Julius Caesar: History, Accomplishments and Facts
On the 15th of March 44 BC (the Ides of March), Caesar was scheduled to attend a meeting with the Senate. Little did he know that several of his senators had schemed to eliminate him that day. On the eve of the Ides of March, Mark Anthony, overheard (although, vaguely) of the plot against Caesar from a quite frightened liberator- Servilius Casca. Anthony tried to come to Caesar aid but was prevented from doing so by Caesar’s assassins.
Upon Caesar’s, arrival at the Senate, he was violently presented with a petition by Tillius Cimber to recall his banished brother of which Caesar replied (saying to Cimber) “why this violence?” At that moment, Casca was also holding a dagger in his hand aiming for Caesar’s neck. He (Caesar) swiftly turned around and caught the arms of Casca and said: “Casca, you villain, what are you doing?” Within a short while, the group of slayers attacked Caesar, with Brutus Albinus being one of them.

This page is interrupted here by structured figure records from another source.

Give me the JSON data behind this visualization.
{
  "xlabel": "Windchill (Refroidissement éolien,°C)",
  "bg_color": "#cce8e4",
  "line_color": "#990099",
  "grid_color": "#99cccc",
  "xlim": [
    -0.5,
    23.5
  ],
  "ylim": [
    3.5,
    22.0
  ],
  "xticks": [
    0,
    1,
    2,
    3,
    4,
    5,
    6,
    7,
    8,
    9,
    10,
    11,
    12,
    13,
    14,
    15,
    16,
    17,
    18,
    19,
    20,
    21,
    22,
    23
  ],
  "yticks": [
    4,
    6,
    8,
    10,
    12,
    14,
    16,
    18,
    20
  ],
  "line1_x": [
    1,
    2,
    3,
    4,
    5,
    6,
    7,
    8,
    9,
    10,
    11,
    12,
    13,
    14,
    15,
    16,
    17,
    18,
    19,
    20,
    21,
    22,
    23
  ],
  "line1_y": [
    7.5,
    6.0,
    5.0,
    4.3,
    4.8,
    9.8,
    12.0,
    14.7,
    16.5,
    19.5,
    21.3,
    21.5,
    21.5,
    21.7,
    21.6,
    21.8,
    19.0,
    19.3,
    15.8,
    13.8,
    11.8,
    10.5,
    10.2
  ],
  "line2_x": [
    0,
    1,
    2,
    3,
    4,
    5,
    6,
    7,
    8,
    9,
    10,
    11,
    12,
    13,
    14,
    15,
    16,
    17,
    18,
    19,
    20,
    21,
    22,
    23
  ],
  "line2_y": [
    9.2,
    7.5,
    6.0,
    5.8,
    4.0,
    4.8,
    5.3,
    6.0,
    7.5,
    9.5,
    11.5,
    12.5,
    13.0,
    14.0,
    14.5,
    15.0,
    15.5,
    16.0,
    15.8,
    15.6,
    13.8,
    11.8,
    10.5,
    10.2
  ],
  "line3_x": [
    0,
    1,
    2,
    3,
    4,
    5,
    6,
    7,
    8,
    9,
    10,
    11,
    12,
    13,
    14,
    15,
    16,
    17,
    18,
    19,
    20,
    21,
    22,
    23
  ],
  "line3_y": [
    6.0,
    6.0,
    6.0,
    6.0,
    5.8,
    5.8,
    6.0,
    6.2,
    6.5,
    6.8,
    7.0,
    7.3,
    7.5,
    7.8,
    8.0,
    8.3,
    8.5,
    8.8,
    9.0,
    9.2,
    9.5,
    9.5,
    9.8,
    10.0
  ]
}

Even though Caesar attempted to flee, he was outnumbered by his assassins (who were about 60 in number) as they continued to stab him as he lay helplessly on the stairs of the portico of the Theater of Pompey. Upon seeing Brutus as part of his assassins, Caesar said: “And you, Brutus” (sometimes interpreted as “You too, Brutus?”). Caesar was stabbed a total of 23 times, with only one wound (on the chest) being fatal, and that led to his death.
The Aftermath of Caesar’s Death
After Caesar passed away on the Ides of March, he became a martyr in Rome, with the majority of the inhabitants of Rome not in support and were enraged by the assassination of their hero. This lead to massive chaos and demonstration as engraved citizens destroyed properties belonging to Cassius and Brutus. As a result, a sequence of civil war arose in Rome, something the assassins did not foresee prior to killing Caesar. This totally brought the Roman Republic to an end.
Caesar’s nephew and heir, Octavian finally took control of Rome. He did so with Mark Anthony being his ally. Being in control, Octavian assassinated the slayers of Caesar in the battle of Philippi.
On the 1st of January 42 BC, by an announcement of the Senate, Caesar was given the title Divus Iulius, meaning the divine Julius. This title made him the first ever Roman to be formally sanctified.
Facts about Julius Caesar
- Caesar’s father was called Gaius Julius Caesar. He was proconsul in Asia in the 90s BC.
- His mother was Aurelia.
- He was born in 100 BC.
- His sisters were Julia Major and Julia Minor.
- His first wife was called Cornelia. He married her in 84 BC and she passed away in 69 BC.
- He married a second wife called Pompeia in 67 BC. However, they divorced in 61 BC.
- Caesar’s third and last marriage was to Calpurnia. She became a widow after his death.
- From all his three marriages, Caesar had only one child, named Julia who got married to Pompey and passed on during childbirth.
- He had another child called Caesarion in an affair with Cleopatra VII of Egypt.
- He adopted Gaius Julius Caesar Octavian, who later became the first emperor of Rome.
- It was alleged that Decimus Junius Brutus Albinus was the son of Caesar. He was also named as heir to Caesar; in the case that Octavian was unavailable.
- The prominent family members of Caesar included; Gaius Marius (who was the husband of Caesar’s aunt-Julia), his cousin Lucius Julius Caesar, Mark Anthony, and Julius Sabinus.
- Caesar was referred (teased) to by his political rivals as “the queen of Bithynia” because of his alleged affair with Nicomedes IV of Bithynia. An affair Caesar denied on several occasions.
- Caesar’s body was cremated.
Major Achievements of Julius Caesar
During his reign between 49 BCE and the 15th of March 44 BCE, Caesar was able to accomplish a lot of outstanding things. Some of his major accomplishments are as follows:
- His introduction of the Egyptian calendar in Rome. This Julian calendar, as it was later known had 365 1/4 days in a year and 366 days in a leap year.
- He had resounding victories in the Gallic wars, defeating all the Gallic tribes and expanding the Roman provinces farther across the entire Gaul region (modern-day France and Belgium). This made him very popular among the Roman people.
- His victory in the great Battle of the Nile, where he defeated Ptolemy XIII, the then Egyptian pharaoh. He installed his lover Cleopatra as queen.
- Caesar reconstructed the city of Carthage, which was destroyed by the Romans during the Punic Wars in 146 BCE.
- He aided the poor and put in measures to ensure that they were employed. Such measures included offering employment in public works to the unemployed.